/cityseer-package
1st May, 2021Gareth Simons

## The cityseer Python package for pedestrian-scale network-based urban analysis

### Abstract

cityseer-api is a Python package consisting of computational tools for fine-grained street network and landuse analysis, useful for assessing the morphological precursors to vibrant neighbourhoods. It is underpinned by network-based methods that have been developed from the ground-up for localised urban analysis at the pedestrian scale, with the intention of providing contextually specific metrics for any given streetfront location. It can be used to compute a variety of node or segment-based network centrality methods, landuse accessibility and mixed-use measures, and statistical aggregations. Aggregations are computed dynamically — directly over the street network while taking into account the direction of approach — and can optionally incorporate spatial impedances and network decomposition to further accentuate spatial precision. The use of Python facilitates interaction with popular computational tools for network manipulation, geospatial data processing, and interaction with the numpy stack of scientific packages. The underlying algorithms are implemented in numbaJIT compiled code so that the methods can be applied to large networks. In-out convenience methods are provided for interfacing with NetworkX and OSMnx and the provision of graph cleaning tools aids the incorporation of ‘messier’ network respresentations such as those derived from Open Street Map.

Online documentation is available from cityseer.benchmarkurbanism.com and the github repository is available at github.com/benchmark-urbanism/cityseer-api.

### Introduction: Spatial aggregation: the elephant in the room?

Computational tools have dramatically increased the scale and depth of scientific analysis. Methods applied to spatial analysis have, likewise, been revolutionised, and hold tremendous potential for rigorous and scalable forms of urban analysis which may prove useful as benchmarking tools for principles espoused in urban theory and policy. However, computational constraints and coarse data-sources have thus-far tended to favour larger areal units of spatial aggregation combined with simplified proximity methods that do not fully exploit fine-scaled information and its potentially rich interpretation at the level of the street1|2. This may undermine the relevancy of such methods for the interpretation of urban morphological characteristics at the granular scale because the use of overarching gridded or zonal aggregations collapses fine-scaled particularities which are otherwise present at the scale of the street-front. Further, the bundling of data into spatially dissociated averages or rates discards underlying prevalences and combinations of information in relation to individual data-points, buildings, or plots. Attempts to project inferences from this larger spatially blended scale of analysis onto a smaller and more contextually specific context therefore invokes the Ecological Fallacy: correlations which may have been valid can become misleading if interpreted in the disaggregated context3. Statistical observations for zones, neighbourhoods, cities, counties, or countries may therefore be far removed from the context of a local street corner.

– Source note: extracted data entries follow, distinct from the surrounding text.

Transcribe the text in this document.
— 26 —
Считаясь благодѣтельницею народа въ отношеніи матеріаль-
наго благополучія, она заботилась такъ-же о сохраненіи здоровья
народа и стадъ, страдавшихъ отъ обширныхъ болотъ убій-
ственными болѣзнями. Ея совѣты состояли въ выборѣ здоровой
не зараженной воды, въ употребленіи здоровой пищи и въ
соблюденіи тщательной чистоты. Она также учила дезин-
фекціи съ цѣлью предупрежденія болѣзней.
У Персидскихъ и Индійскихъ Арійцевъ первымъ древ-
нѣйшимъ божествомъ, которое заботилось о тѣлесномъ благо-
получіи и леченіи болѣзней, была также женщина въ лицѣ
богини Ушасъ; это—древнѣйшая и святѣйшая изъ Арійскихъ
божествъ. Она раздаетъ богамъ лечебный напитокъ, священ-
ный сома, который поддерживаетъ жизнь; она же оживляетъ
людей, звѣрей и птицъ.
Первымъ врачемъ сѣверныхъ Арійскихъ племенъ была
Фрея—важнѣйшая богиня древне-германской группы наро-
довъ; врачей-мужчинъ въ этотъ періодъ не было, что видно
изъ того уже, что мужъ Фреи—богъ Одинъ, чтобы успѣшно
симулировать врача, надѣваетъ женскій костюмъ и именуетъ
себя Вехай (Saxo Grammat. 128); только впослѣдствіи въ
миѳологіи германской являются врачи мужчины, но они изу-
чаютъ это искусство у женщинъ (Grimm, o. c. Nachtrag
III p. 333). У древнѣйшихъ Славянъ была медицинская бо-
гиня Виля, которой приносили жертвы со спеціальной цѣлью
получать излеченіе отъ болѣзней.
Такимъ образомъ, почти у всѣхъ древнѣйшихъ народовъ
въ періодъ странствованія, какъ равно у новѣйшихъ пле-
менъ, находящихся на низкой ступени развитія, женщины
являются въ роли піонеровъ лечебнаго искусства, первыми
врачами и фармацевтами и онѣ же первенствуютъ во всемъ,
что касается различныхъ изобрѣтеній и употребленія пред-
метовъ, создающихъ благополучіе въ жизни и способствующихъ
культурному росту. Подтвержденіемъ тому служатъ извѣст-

As illustrated by Simpson’s Paradox, aggregations can furthermore mask confounding variables: a canonical example being negative correlations between smoking and the death rate unless the data is first stratified by age, in this case the confounding variable. Loss of information across ‘geography’ (space) and ‘history’ (time) may similarly confound spatially aggregated data4. This issue segues into the broader Modifiable Areal Unit Problem (MAUP): statistical observations derived from spatially aggregated data is sensitive to the scale of aggregation; the arrangement of the data in relation to zonal extents; and spatial autocorrelation in the variables. As a rule-of-thumb, larger aggregations increase sensitivity to MAUP because of a smoothing effect in the distribution of data and decreasing levels of variance, with the implication that correlation coefficients will strengthen as the unit of aggregation increases5. Variance is likewise affected by spatial autocorrelation of variables or by the movement of boundaries relative to the geographic locations of data points. Different spatial aggregations will therefore trigger fluctuating and, sometimes, questionable statistical inferences, particularly when applied across differing scales of analysis or between varied zonal configurations6|7. These problems are inherent to the use of spatially aggregated data; yet, no simple solutions exist and the issue has proved particularly intractable for multivariate analysis. Attempts persist at better defining and managing the problem8|9.

Increasing availability of spatially granular data sources combined with increasing access to computational resources has begun to tip the scales in favour of higher resolution workflows capable of allowing for more contextually precise analysis10. The confluence of rich data sources coupled with street-network-based strategies heralds a shift from the aerial vantage point of the plan — traditionally the frame of reference for morphological analysis — to that of localised pedestrian-centric methods11: the pedestrian’s vantage point can literally become the anchor and point of departure for spatial analysis.